In `tsissm`, if y_t is missing, the innovation $\varepsilon_t$ is set to 
zero — its expected value — effectively treating the model output as a 
one-step-ahead forecast. These missing values are ignored in the likelihood and 
handled correctly during state filtering.

```{r}
full_dates <- seq(index(co2)[1], tail(index(co2),1), by = "days")
co2_full <- xts(rep(as.numeric(NA), length(full_dates)), full_dates)
co2_full <- cbind(co2_full, co2, join = "left")
co2_full <- co2_full[,-1]
```

This new dataset now spans a regular daily grid. The percentage increase in data 
points (mostly NA) is: `r paste0(round(100 * (NROW(co2_full)/NROW(co2) - 1),0), "%")` more data points which are all missing values.

## Re-estimating with Regularized Calendar Time

```{r, fig.width=6,fig.height=3}
train_full <- co2_full["/2023"]
test_full <- co2_full["2024/"]
spec <- issm_modelspec(train_full, slope = TRUE, seasonal = TRUE, seasonal_frequency = 366, seasonal_harmonics = 5, distribution = "norm")
# fixed slope
spec$parmatrix[parameters == "beta", initial := 0]
spec$parmatrix[parameters == "beta", lower := 0]
spec$parmatrix[parameters == "beta", estimate := 0]
mod <- estimate(spec, scores = FALSE)
p <- predict(mod, h = length(test_full), nsim = 3000, forc_dates = index(test_full))
opar <- par(mfrow = c(1,1))
par(mar = c(2,2,2,2))
plot(p, n_original = 600, gradient_color = "yellow", interval_color = "orange", main = "CO2 [Correct] Model Prediction", median_width = 1, xlab = "")
lines(index(test_full), as.numeric(test_full), col = 3)
legend("topleft", c("Median Forecast","Actual"), col = c(1,3), lty = 1, bty = "n")
par(opar)
```

The forecast now clearly aligns better with the actual seasonal pattern — the 
phase error seen earlier has been corrected.

## Evaluation

We compare forecast accuracy between the naive and corrected models using MAPE and CRPS. 
Only non-missing values are considered:

```{r}
use <- which(!is.na(as.numeric(test_full)))
tab <- data.frame(MAPE = c(mape(as.numeric(test), as.numeric(p_naive$analytic_mean)) * 100, 
                           mape(as.numeric(test_full)[use], as.numeric(p$analytic_mean)[use]) * 100),
                  CRPS = c(crps(as.numeric(test), p_naive$distribution), crps(as.numeric(test_full)[use], p$distribution[,use])))
rownames(tab) <- c("Naive","Correct")
colnames(tab) <- c("MAPE (%)", "CRPS")
tab |> kable(digits = 2)
```

The table shows a clear improvement in both metrics for the correctly specified model — particularly a halving of the MAPE.

## Conclusion

Irregular sampling in time series — especially those with seasonal structure — can 
significantly impair model inference and forecasting.

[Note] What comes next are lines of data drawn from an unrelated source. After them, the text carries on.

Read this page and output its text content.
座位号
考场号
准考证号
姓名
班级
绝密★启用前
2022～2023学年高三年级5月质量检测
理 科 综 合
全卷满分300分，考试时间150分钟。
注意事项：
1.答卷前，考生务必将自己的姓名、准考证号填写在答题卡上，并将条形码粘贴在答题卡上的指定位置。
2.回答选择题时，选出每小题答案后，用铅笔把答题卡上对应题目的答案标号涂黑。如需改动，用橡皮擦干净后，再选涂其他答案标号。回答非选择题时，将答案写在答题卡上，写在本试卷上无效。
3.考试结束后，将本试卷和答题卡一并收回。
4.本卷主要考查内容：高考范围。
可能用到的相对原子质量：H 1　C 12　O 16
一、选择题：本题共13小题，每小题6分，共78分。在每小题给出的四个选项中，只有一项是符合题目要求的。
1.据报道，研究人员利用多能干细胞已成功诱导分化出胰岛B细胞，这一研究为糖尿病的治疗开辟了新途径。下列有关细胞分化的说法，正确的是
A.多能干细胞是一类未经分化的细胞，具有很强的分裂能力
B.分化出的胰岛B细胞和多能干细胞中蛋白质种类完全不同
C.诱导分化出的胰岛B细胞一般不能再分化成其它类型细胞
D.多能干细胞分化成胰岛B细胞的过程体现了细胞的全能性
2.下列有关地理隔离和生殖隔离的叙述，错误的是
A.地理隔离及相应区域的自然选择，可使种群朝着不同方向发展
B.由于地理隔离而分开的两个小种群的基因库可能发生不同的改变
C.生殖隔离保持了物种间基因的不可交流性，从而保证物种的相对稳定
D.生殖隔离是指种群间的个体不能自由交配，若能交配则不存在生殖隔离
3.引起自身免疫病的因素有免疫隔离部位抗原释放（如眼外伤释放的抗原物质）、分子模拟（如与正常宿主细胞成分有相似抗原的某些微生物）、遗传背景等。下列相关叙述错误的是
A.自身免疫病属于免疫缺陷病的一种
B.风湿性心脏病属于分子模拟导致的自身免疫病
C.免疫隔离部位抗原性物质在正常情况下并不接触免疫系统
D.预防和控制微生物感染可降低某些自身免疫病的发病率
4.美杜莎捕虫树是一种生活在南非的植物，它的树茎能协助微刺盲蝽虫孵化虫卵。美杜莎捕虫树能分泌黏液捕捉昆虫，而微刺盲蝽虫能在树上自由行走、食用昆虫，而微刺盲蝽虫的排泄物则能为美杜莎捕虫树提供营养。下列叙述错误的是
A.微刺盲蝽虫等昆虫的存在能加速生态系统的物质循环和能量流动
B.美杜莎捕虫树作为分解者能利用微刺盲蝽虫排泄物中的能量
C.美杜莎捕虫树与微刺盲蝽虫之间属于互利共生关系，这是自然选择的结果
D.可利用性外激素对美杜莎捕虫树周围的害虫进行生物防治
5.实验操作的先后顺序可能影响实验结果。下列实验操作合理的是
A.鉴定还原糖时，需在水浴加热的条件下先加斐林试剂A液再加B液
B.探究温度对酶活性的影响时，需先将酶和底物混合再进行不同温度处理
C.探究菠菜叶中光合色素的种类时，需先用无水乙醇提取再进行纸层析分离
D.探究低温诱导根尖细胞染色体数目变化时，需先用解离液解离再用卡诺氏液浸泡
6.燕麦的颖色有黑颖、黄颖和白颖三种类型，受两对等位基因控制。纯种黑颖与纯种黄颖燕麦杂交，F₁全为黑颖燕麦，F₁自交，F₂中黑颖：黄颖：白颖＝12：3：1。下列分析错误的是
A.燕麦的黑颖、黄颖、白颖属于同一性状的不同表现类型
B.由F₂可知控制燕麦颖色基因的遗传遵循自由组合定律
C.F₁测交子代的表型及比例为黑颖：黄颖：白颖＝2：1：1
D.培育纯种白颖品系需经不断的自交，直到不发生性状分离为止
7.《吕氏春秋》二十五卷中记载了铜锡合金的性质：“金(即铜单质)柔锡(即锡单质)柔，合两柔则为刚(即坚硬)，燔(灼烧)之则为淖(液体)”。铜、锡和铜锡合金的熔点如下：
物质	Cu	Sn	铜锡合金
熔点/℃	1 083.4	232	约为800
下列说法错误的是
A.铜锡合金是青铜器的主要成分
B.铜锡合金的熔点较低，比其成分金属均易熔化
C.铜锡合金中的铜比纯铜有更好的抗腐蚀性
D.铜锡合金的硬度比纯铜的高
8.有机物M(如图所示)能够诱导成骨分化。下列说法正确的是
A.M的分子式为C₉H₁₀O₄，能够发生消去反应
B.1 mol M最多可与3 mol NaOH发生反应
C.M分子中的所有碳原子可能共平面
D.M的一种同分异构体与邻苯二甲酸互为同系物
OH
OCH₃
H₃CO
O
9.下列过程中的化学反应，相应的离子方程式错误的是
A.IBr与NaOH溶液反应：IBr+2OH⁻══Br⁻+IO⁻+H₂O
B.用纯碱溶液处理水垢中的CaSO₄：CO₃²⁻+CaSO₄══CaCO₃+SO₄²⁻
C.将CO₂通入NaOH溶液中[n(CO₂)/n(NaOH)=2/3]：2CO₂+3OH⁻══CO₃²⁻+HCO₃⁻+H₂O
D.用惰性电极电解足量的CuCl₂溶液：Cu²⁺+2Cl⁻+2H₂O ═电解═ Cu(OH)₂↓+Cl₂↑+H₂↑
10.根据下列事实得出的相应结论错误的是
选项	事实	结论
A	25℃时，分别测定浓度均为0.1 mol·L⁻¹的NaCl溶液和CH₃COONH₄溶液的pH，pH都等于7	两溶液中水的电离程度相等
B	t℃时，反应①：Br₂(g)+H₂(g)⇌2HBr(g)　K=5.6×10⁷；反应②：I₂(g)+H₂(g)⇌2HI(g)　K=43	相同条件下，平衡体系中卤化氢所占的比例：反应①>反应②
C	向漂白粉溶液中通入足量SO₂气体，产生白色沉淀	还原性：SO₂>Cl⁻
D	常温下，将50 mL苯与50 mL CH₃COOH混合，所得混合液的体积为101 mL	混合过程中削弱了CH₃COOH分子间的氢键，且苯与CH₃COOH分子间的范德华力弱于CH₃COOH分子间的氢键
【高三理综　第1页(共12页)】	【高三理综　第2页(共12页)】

This vignette demonstrated 
how naive models fitted on irregular time bases can introduce phase errors and bias. 
By recasting the series onto a regular grid with missing values, and leveraging 
`tsissm’s` built-in support for such data, we were able to restore seasonal 
fidelity and greatly improve forecast accuracy.

This approach is general and applicable to many real-world time series where 
regular sampling cannot be guaranteed.